Hmm, could you give us a TL;DR on how this differs from model selection in stati...

apu · on May 1, 2011

A good intro page with lots of links: http://deeplearning.net/tutorial/

A lot of the newest work is under a few different names: "deep learning", "convolutional deep networks", "unsupervised feature learning", etc.

Here's a great talk by Andrew Ng of Stanford, who's a recent convert to this area: http://www.youtube.com/watch?v=ZmNOAtZIgIk

(Note that this is quite a one-sided view of things, but it does convey the excitement of deep-learning researchers and the potential of what might be possible.)

Although I'm not in deep learning myself (I'm a computer vision researcher), here's a TL;DR as I understand it: rather than having people in specific domains such as computer vision or speech processing create their own features, the idea is to take raw inputs (pixels in the case of images) and train multi-layer neural net architectures that "learn" the relevant higher-level features in an unsupervised way (i.e., without labeled training data). Some of these seem to be pulling out interesting features and perform competitively on a few benchmarks in vision and other fields.

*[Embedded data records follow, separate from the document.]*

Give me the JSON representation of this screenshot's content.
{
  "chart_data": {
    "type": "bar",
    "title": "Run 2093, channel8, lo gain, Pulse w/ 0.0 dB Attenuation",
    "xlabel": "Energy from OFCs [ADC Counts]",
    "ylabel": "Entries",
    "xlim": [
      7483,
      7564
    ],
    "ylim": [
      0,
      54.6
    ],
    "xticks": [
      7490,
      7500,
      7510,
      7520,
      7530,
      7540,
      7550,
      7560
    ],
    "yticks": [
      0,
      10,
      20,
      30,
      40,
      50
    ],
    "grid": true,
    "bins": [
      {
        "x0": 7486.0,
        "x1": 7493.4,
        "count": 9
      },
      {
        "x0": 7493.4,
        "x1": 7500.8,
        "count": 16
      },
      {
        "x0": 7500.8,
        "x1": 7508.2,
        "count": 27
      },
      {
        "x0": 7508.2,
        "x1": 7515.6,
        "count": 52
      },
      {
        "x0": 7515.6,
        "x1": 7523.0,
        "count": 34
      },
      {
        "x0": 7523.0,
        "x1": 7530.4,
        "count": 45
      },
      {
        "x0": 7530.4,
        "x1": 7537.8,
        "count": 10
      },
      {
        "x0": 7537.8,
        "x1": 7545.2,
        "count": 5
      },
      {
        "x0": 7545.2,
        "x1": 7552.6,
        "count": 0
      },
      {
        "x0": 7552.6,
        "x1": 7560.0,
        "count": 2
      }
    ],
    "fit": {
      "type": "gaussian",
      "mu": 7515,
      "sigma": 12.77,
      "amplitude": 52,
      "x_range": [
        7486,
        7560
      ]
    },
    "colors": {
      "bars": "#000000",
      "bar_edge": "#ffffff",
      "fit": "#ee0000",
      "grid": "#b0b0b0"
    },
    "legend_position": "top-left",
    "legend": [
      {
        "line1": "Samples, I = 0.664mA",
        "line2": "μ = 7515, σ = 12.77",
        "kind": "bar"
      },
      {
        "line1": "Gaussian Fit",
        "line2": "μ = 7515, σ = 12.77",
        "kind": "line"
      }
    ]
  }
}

I'm not sold on this yet, because it seems like the complexity of designing features has merely been traded in for the complexity of designing different learning architectures, but it's certainly becoming quite popular these days (mostly led by Geoff Hinton of Toronto, Yoshua Bengio of Montreal, and Yann LeCunn of NYU).

yid · on May 1, 2011

Thanks for that, definitely some prominent folks involved.

nivertech · on May 1, 2011

Is this the same as non-parametric learning?

apu · on May 1, 2011

No, non-parametric learning is an unrelated topic, which seeks to estimate probability distributions without using "parametric" (= having known structure) models. The canonical example of a non-parametric approach is using histograms, or their generalization, called Parzen Windows.

http://en.wikipedia.org/wiki/Parzen_Windows

basman · on May 2, 2011

That's an orthogonal distinction. The methods thus far have typically been parametric, in that there's a fixed network topology and the learning algorithm adjusts the (fixed set of) weights on the edges. There's no reason, though, why you couldn't have a nonparametric version that adaptively chose the number of hidden nodes in the networks and the connectivity structure.